Francisco Vital

Personal information
- Full name: Francisco António Lucas Vital
- Date of birth: 27 June 1954 (age 71)
- Place of birth: Braga, Portugal
- Position: Forward

Youth career
- 1969–1970: Caldas
- 1970–1972: Benfica

Senior career*
- Years: Team / Apps / (Gls)
- 1972–1973: Famalicão
- 1973–1974: Marinhense
- 1974–1977: Riopele
- 1977–1980: Porto / 42 / (11)
- 1980: Betis / 13 / (0)
- 1980–1981: Benfica / 15 / (1)
- 1981–1982: Boavista / 21 / (2)
- 1982–1983: Farense
- 1983–1984: Belenenses
- 1984–1985: Tirsense
- 1985–1987: Vizela / 57 / (17)
- Total:  / 148 / (31)

International career
- 1971: Portugal U18 / 2 / (0)
- 1975–1979: Portugal U21 / 6 / (2)
- 1977: Portugal / 1 / (1)

Managerial career
- 1987–1989: Vizela
- 1990–1991: Joane
- 1991–1992: Marco
- 1992–1994: Caldas
- 1994–1995: Famalicão
- 1996–1997: Famalicão
- 1997: Sporting CP (assistant)
- 1997: Sporting CP
- 1998–1999: Penafiel
- 1999–2000: Naval
- 2000: Chaves
- 2000–2001: Fafe
- 2001–2002: Famalicão
- 2002–2003: Ribeirão
- 2004: Dong A Bank
- 2004–2005: Estarreja
- 2008–2009: Binh Duong
- 2012–2013: Dong Tam Long An

= Francisco Vital =

Portuguese football coach and former player

Francisco António Lucas Vital (born 27 June 1954) is a Portuguese former football forward and manager.

==Playing career==
Born in Braga, Vital spent all of his early career in the second division, mainly with G.D. Riopele.
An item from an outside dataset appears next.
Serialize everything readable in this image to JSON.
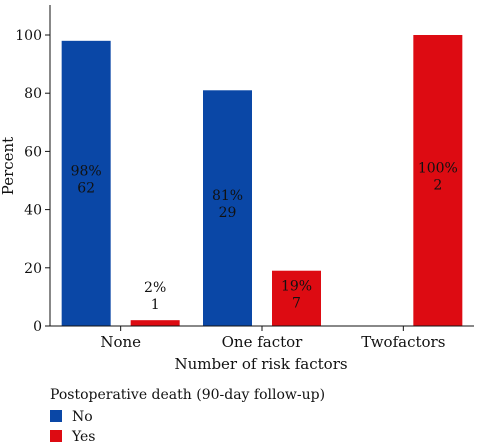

In 1977 he signed with FC Porto, going on to be irregularly played by the Primeira Liga club during his two-and-a-half-season spell and winning two national championships, contributing with a career-best 21 games and five goals in the 1978–79 edition.

In January 1980, Vital moved to La Liga with Real Betis – his only abroad experience – returning to his country in the summer to join S.L. Benfica, with whom he won another league as well as one Portuguese Cup and one domestic Supercup. After spending the 1981–82 campaign with Boavista F.C. he returned to the second level, where he remained until his retirement at the age of 33, mostly with F.C. Vizela.

As a Porto player, Vital appeared once for Portugal, featuring 45 minutes in a 4–0 home win against Cyprus for the 1978 FIFA World Cup qualifiers and scoring the third.

Francisco Vital: International goals
| No. | Date | Venue | Opponent | Score | Result | Competition |
|---|---|---|---|---|---|---|
| 1 | 16 November 1977 | Estádio de São Luís, Faro, Portugal | Cyprus | 3–0 | 4–0 | 1978 World Cup qualification |

==Coaching career==
Vital worked almost exclusively in the Portuguese lower leagues, his first stint being precisely with his last club Vizela. In 1997–98, his only season in the top tier, he was one of four managers for Sporting CP – having started as an assistant with the team – winning one match, drawing two and losing one as the Lions went on to finish in fourth position.

In the second part of the 2000s, Vital coached mainly in Vietnam, helping Đồng Tâm Long An F.C. return to the V-League in 2012.